ゲームのコミカライズは、現在数多くある。
その元祖のブームを引き起こした漫画があった。
それが―――
「ゲームセンターあらし」
漫画家「すがやみつる」先生によるゲームプレイヤーを主人公とするゲーム漫画。
今回は、ゲーム漫画というジャンルを生み出した名作「ゲームセンターあらし」を大特集!
おれはゲームなら世界一!おれはゲームセンターあらしだ~~っ! by石野あらし
「ゲームセンターあらし」って?
「ゲームセンターあらし」とは、「すがやみつる」さんによる少年向け漫画作品で、「月刊コロコロコミック(小学館)」にて連載されていた。
2回の読み切りの後、1979年~1983年に連載され、1982年には全26話でTVアニメ化もされている。
ストーリーとしては、主人公あらしがゲームセンターやゲーム大会で、様々なライバルたちとゲームで対決するというモノ。
当時人気を博していたスペースインベーダーを皮切りに、数々の必殺技を駆使してゲームで高得点をたたき出していく。
「水魚のポーズ」
「炎のコマ」
「月面宙返り(ムーンサルト)」
などなど、どうプレイに影響しているのか理解不能ながら、見た目の説得力で押し切る少年漫画として完成された燃える展開だった。
ゲーム漫画の変化
数多くの影響
同様のゲーム漫画が人気に!
大ヒットとなった「ゲームセンターあらし」は、後のファミコン漫画にも影響を与えた。
同様のコンセプトでゲームをプレイするプレイヤーが主人公となる漫画が数多く登場していくコトとなった。
・ファミコンロッキー(あさいもとゆき)
・熱血!ファミコン少年団(さいとうはるお)
・ファミコン風雲児(池原しげと)
などなど、ファミコンで対決して世界を救うような物語が多くなる。
あらしでもそうだったが、戦いは壮大になりすぎていって、核戦争を止めたり、宇宙からの侵略から地球を守ったり……。
ゲームの内容より漫画のストーリーが凄すぎてついていけない人も出てくる程になっていった。
ゲームの変化
プレイヤーが主人公の時代の終焉
数多くのゲームで対決を繰り返していった「ゲームセンターあらし」だったが、後年に影響を残して消えていってしまった。
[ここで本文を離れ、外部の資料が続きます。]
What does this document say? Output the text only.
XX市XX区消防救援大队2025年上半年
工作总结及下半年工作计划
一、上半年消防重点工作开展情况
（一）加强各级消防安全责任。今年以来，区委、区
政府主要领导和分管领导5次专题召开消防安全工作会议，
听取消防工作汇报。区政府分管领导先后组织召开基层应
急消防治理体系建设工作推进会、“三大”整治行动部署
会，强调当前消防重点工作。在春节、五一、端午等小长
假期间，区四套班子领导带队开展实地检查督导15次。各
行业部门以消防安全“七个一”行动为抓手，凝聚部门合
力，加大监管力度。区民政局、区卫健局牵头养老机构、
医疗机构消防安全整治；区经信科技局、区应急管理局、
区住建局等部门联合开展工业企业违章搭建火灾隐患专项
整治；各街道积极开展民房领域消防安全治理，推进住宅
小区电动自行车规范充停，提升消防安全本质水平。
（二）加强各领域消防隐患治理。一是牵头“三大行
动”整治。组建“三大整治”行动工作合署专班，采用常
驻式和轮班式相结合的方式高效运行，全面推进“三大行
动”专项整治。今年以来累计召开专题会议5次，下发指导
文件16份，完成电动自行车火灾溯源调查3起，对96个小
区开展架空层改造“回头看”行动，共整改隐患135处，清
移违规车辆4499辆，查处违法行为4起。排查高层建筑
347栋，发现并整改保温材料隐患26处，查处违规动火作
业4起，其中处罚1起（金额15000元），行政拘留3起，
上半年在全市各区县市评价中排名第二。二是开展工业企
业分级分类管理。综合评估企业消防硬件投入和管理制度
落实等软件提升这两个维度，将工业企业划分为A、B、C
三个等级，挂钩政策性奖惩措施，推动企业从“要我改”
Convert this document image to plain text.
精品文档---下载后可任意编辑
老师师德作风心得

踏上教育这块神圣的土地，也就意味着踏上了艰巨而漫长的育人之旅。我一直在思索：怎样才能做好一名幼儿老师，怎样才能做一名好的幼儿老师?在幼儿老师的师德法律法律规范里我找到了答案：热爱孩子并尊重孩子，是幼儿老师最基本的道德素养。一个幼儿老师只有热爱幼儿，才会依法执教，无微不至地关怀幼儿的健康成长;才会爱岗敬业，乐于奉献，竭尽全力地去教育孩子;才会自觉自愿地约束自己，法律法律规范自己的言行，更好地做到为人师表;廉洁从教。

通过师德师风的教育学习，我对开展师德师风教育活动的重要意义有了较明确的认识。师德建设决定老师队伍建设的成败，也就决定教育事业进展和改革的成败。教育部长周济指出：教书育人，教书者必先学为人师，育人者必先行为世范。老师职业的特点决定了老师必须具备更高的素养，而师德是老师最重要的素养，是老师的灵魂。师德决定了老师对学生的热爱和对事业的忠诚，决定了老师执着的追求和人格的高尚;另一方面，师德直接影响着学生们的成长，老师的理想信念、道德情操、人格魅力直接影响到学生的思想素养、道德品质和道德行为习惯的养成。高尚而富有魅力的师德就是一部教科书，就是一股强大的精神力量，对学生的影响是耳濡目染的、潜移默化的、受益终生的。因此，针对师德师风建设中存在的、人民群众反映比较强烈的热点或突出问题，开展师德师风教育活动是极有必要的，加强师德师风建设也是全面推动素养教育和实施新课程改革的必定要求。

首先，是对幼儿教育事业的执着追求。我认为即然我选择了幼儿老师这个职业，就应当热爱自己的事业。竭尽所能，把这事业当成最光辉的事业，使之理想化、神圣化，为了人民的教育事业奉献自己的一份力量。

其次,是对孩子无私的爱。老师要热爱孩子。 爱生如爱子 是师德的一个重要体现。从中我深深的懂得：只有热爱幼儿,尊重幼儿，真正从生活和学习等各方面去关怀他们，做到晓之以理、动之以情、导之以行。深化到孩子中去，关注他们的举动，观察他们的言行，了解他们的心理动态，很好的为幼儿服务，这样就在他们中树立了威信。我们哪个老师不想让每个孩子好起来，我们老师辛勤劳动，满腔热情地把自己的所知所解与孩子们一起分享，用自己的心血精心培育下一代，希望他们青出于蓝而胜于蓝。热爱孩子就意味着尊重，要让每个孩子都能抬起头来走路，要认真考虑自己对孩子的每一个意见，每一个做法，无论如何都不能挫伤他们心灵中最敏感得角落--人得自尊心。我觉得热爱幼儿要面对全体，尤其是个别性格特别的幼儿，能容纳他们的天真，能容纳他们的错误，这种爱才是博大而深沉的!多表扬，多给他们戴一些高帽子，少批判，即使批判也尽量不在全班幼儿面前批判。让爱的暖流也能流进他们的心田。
それは、ゲームの主役がゲームセンターからファミコンへと移り変わっていったから、ファミコンの漫画へ移っていった。
とされるが、実はそれだけではない。
作者の「すがやみつる」さんは、いち早くゲーム漫画の今後を見抜いていたのだ!
あらしの劇中に登場したゲームは以下―――
・ブロックくずし
・スペースインベーダー
・ギャラクシアン
・ギャラクシーウォーズ
・パクパクマン
・バルーンボンバー
・パックマン
・ムーンクレスタ
・クレイジー・クライマー
・ラリーX
・ニューラリーX
・トランキライザーガン
・ドラキュラハンター
・ドンキーコング
・スクランブル
・平安京エイリアン
・ミサイルコマンド
・クイックス
・スペースシーカー
・ワープ&ワープ
・マンホール、ジャッジ、パラシュート(ゲーム&ウオッチ)
・ゲーム電卓
・ゼビウス
・レッドタンク
・ディフェンダー
・ルート16
・スペースパニック
・アタックモグラ
この中の一つが、すがやさんに大きな衝撃を与えた。
そのゲームこそが―――
「ゼビウス」
そう、このゲームには、ゲーム内に世界観が構築されていたのだ。
それまでのゲームには、大まかな設定はあるものの「ドットを食べる」「砲台で敵を倒す」「敵から逃げる」など大まかな役割を持ったキャラクターが記号として存在するだけだった。
ゼビウスには、背景があるだけでも衝撃だったが、それぞれのキャラクターに名称が存在する上、両軍での呼ばれ方の違いやゼビ語と言われる独自の言語まで構成されていた。
つまり、ゲームにキャラクターとストーリーがある!
今では当然になっているコトだが、ここまでの世界観のゲームはそれまでになかった。
これを見た時点で、すがやさんはゲーム漫画は、ゲーム内容自体を描く漫画に変わっていく、と確信していたと言う。
実際、今のゲーム漫画といえば、ゲームをプレイする人ではなくゲーム内容自体が漫画になっている。
というか、ゲームが漫画やアニメ、映画などと同様かそれ以上のストーリー性・世界観を持っているので当然と言えば当然だろう。
だが、現在でもエッセイ漫画として、プレイする人間が主役となる漫画は存在している。
また、「ゲームセンターあらし」のような漫画も読んでみたい、と個人的には思うが、みんなはどうだろう?